Music

Tuesday morning and it looks like we managed to survive Monday somehow. It was ninety-seven degrees yesterday when I left the office–but the humidity hasn’t started getting super bad yet. After getting the mail and making groceries, I was exhausted by the time i finished unloading the car and putting everything away. And it’s only May. It’s funny how we forget the brutality of summer when it’s not summer her, every single year. It’s always a shock how hot it gets here when the summer heat returns in late spring…and how much it saps the energy right out of you. I did manage to get some work done last night after putting everything away, and then I repaired to the easy chair after a ZOOM meeting to be a kitty bed.

We started watching Shrinking last night on Apple TV, and it is really one of the funniest shows I’ve seen. I believe it’s written by Brett Goldstein, aka Roy Kent on Ted Lasso, and stars Jason Segal and Harrison Ford. Once it hits its stride–the pilot episode was a bit uneven–it becomes absolutely hilarious. I can’t believe more people aren’t talking about this (maybe they are, I am notoriously oblivious, after all) but it’s terrific. Funny–and the humor comes from the characters and who they are, rather than situations, which makes it richer and more human, I think. Jason Segal plays a therapist whose wife passed away about a year before the show opens, and he’s questioning everything about his life, including how he practices therapy with his patients, and decides to be more active, proactive even, in his treatment of them. Sometimes this works, sometimes it doesn’t, but it is always quite clever and funny and enjoyable. He also has an estranged relationship with his daughter–his grief was selfish, and he wasn’t there for her when she lost her mom–and their neighbor, Liz, has kind of taken over taking care of Alice the daughter, so he’s trying to rebuild that relationship as well, while navigating his gratitude to Liz for stepping up–complicated by the fact she won’t let go or step back. Like Ted Lasso, it’s about relationships and learning how to navigate grief–in Ted Lasso, it’s the grief of the failed marriage, in Shrinking, it’s grief over a dead spouse…but the primary takeaway from the show so far is something I’ve noticed, and a friend who lost her spouse about six months ago and I have been talking about, is the lack of conversation and discussion about grief, how to grieve, how long one should grieve, the guilt you feel whenever you have a good moment or something nice happens to you (“I shouldn’t be having a good time!”), and so on.

We have a billion dollar industry built around grief–the mortuary business–and yet that’s all about the public display of grief, rather than the intimate experience of it. Ah, capitalism. I’m actually surprised no one has figured out a way to monetize grief, really. Or maybe that’s what the mortuary business is? If so, at least in my case, it’s gone horribly wrong. The service in Alabama at the funeral home was absolutely lovely, don’t get me wrong–but it didn’t provide me with any closure or answers or much of anything other than the ability to share sadness with the rest of the family (and I do pity the relatives who didn’t come or even call or anything; that is something Dad will never forgive. I am a little more understanding, but totally get where he’s coming from and can appreciate and understand it. He worshipped her and he saw that as a slap in her face, right or wrong.), so I don’t know.

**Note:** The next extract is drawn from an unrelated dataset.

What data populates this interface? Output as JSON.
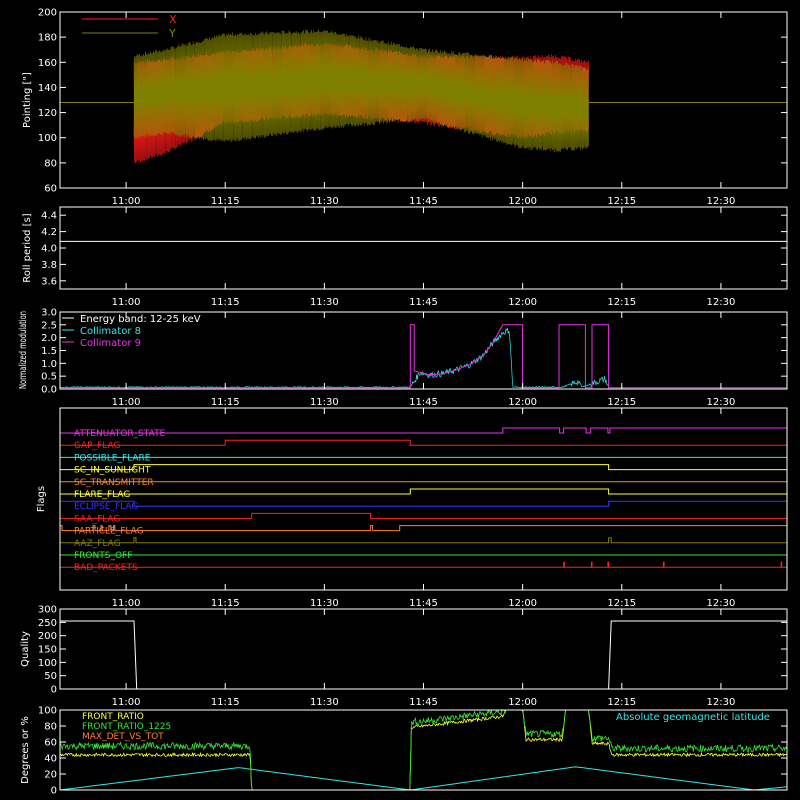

I don’t know much about anything, really. Almost every day is a reminder of how little I know and how little I understand. But life really is a learning process; I hope to never stop learning and evolving and growing until the day my heart finally gives out as well.

And on that note, I am heading back into the spice mines. Have a lovely Tuesday, and I will check back in with you again tomorrow.

One thought on “Music

  1. My new play, which had a table read last week, is about grief, and how we’re supposed to work on this ridiculous timeline to “get over it” instead of healing and learning to live with it. While the Victorians took it a bit too far, with all their mourning clothes and customs, at least they acknowledged grief beyond the funeral.